Oleh : Syaefudin Simon
Pak AR Fachruddin yang merupakan mantan Ketua Umum PP Muhammadiyah adalah mubaligh terkenal yang tinggal di Yogya. Kerap ceramahnya pak AR disukai umat karena sentilan humornya. Kadang Pak AR itu humornya muncul seketika tanpa disadari sang mubaligh.
Pak AR “pernah terdaftar sebagai mahasiswa di Universitas Sultan Agung (Unisula), Semarang. Namun Pak AR berhenti di tengah jalan.

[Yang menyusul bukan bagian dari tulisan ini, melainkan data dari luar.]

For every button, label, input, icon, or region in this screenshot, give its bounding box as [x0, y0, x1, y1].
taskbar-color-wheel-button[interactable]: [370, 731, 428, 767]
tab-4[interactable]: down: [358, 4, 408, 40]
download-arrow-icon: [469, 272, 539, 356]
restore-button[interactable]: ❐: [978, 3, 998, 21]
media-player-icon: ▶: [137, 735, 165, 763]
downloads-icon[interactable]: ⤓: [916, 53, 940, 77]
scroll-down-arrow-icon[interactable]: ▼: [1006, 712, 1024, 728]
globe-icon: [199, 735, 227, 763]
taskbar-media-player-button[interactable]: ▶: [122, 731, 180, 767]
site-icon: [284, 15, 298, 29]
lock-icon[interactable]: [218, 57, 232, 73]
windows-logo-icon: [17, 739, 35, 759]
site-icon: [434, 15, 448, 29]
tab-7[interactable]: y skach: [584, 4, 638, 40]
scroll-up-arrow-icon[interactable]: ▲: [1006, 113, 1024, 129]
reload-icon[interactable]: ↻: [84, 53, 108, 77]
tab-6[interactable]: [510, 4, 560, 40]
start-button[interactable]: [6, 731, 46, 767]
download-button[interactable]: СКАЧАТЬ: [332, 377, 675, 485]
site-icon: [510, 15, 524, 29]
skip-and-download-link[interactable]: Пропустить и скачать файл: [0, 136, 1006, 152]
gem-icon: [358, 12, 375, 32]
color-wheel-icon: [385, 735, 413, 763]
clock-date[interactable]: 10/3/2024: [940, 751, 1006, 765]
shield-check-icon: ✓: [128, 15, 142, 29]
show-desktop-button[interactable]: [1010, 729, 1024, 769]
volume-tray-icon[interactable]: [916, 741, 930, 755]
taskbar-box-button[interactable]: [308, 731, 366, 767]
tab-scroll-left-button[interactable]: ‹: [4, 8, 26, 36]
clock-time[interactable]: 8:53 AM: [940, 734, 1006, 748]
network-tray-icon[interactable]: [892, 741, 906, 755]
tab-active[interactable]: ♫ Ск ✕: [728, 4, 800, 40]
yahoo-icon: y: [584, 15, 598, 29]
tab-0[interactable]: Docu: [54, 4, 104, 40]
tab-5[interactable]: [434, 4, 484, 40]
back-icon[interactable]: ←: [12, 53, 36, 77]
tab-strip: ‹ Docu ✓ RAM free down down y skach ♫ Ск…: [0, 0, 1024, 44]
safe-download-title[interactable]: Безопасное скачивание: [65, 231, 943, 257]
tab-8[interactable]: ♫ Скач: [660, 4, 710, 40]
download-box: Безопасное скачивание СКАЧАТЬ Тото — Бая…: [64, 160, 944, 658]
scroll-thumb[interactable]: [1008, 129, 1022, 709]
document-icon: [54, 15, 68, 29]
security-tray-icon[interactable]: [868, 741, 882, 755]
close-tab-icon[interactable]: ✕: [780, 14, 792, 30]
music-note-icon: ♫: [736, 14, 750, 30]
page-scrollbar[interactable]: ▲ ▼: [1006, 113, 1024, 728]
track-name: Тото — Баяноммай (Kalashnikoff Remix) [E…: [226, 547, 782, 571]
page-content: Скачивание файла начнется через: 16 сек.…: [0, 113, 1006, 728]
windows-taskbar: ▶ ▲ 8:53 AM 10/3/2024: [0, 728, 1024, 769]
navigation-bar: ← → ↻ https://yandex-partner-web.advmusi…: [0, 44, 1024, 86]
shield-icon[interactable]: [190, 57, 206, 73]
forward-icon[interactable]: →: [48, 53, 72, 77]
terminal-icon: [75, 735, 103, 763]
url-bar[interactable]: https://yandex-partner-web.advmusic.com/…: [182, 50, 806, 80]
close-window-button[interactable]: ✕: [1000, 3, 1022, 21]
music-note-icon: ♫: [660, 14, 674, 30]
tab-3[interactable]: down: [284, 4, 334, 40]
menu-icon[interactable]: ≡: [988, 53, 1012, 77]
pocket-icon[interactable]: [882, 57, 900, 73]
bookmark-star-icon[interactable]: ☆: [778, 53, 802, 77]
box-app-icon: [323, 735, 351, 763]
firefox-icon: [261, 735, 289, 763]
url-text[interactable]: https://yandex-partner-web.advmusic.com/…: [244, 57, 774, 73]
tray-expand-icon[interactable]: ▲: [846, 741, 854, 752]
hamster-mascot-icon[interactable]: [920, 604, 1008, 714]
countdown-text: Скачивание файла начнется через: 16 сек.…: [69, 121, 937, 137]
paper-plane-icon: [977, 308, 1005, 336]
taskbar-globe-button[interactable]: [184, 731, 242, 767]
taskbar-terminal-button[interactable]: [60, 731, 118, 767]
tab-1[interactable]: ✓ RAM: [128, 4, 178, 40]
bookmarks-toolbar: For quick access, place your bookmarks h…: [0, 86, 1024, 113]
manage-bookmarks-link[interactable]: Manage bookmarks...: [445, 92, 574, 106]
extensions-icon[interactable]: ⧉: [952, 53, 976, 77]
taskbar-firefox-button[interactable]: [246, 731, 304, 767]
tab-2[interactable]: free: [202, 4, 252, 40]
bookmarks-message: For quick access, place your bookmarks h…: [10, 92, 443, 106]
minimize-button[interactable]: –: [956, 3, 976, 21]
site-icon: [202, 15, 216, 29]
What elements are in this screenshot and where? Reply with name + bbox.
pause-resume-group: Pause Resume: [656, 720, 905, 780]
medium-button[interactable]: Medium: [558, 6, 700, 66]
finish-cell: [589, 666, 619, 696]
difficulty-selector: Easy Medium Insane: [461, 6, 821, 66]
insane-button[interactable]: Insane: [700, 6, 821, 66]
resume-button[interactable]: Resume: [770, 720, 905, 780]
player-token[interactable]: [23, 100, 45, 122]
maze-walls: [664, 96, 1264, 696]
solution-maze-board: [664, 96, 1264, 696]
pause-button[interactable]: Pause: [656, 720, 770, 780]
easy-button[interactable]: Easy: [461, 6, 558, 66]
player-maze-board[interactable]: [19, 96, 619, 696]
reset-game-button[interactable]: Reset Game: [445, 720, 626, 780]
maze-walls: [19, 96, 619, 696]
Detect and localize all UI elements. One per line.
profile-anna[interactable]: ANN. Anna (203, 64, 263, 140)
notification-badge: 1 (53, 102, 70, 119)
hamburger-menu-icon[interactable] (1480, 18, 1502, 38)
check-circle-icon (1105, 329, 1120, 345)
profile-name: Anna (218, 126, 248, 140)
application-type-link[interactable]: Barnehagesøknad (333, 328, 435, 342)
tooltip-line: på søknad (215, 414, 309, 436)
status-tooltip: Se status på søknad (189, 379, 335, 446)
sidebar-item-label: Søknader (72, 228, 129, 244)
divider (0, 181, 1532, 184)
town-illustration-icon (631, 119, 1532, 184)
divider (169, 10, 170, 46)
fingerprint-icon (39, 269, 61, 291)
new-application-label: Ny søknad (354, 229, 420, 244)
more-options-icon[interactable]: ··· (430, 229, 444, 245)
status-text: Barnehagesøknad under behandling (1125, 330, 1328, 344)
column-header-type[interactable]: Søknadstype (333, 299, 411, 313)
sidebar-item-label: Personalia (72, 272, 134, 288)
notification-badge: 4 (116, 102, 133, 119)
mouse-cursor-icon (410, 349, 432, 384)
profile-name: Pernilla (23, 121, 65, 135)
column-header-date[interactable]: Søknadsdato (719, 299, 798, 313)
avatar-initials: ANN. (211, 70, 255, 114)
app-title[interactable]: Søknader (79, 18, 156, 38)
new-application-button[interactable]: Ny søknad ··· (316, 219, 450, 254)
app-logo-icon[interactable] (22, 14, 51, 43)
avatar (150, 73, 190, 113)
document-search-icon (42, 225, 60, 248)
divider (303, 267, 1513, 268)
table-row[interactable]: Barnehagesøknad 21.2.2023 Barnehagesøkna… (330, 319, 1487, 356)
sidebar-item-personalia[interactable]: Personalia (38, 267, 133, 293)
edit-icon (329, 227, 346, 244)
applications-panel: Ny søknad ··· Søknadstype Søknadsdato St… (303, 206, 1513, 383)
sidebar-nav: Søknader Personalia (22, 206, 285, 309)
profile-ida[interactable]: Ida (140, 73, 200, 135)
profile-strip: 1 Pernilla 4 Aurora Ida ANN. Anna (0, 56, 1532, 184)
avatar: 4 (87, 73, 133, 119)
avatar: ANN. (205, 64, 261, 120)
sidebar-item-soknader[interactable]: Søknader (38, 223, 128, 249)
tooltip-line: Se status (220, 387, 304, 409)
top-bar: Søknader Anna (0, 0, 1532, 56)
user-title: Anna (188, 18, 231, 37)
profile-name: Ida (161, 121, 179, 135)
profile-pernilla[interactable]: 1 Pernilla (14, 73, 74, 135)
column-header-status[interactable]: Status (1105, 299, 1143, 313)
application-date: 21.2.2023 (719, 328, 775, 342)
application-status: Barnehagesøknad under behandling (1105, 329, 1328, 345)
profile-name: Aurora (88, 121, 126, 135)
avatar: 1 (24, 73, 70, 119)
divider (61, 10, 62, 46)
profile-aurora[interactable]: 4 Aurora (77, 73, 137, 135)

Ceritanya begini. Ketika Pak AR bertugas di Semarang, sebagai karyawan Departemen Agama, terbersit ingin kuliah lagi. Maklumlah Pak AR belum pernah kuliah. Lalu, Pak AR mendaftar di Unisula.
Setelah formulir pendaftaran sampai ke petugas, Pak AR dipanggil dekan Fakultas Tarbiyah Unisula.
Pak AR mau daftar kuliah di sini? Tanya Dekan.
“Iya Pak. Saya mau kuliah. Agar dapat ijasah sarjana,.”Jawab Pak AR serius.
Pak AR, kami telah rapat membicarakan formulir pendaftaran bapak dengan seluruh staf dosen. Keputusannya, Pak AR ditolak jadi mahasiswa Unisula. Jelas Dekan.
Pak AR pun kaget. Kenapa ditolak?
Kami memutuskan Pak AR jadi dosen di sini.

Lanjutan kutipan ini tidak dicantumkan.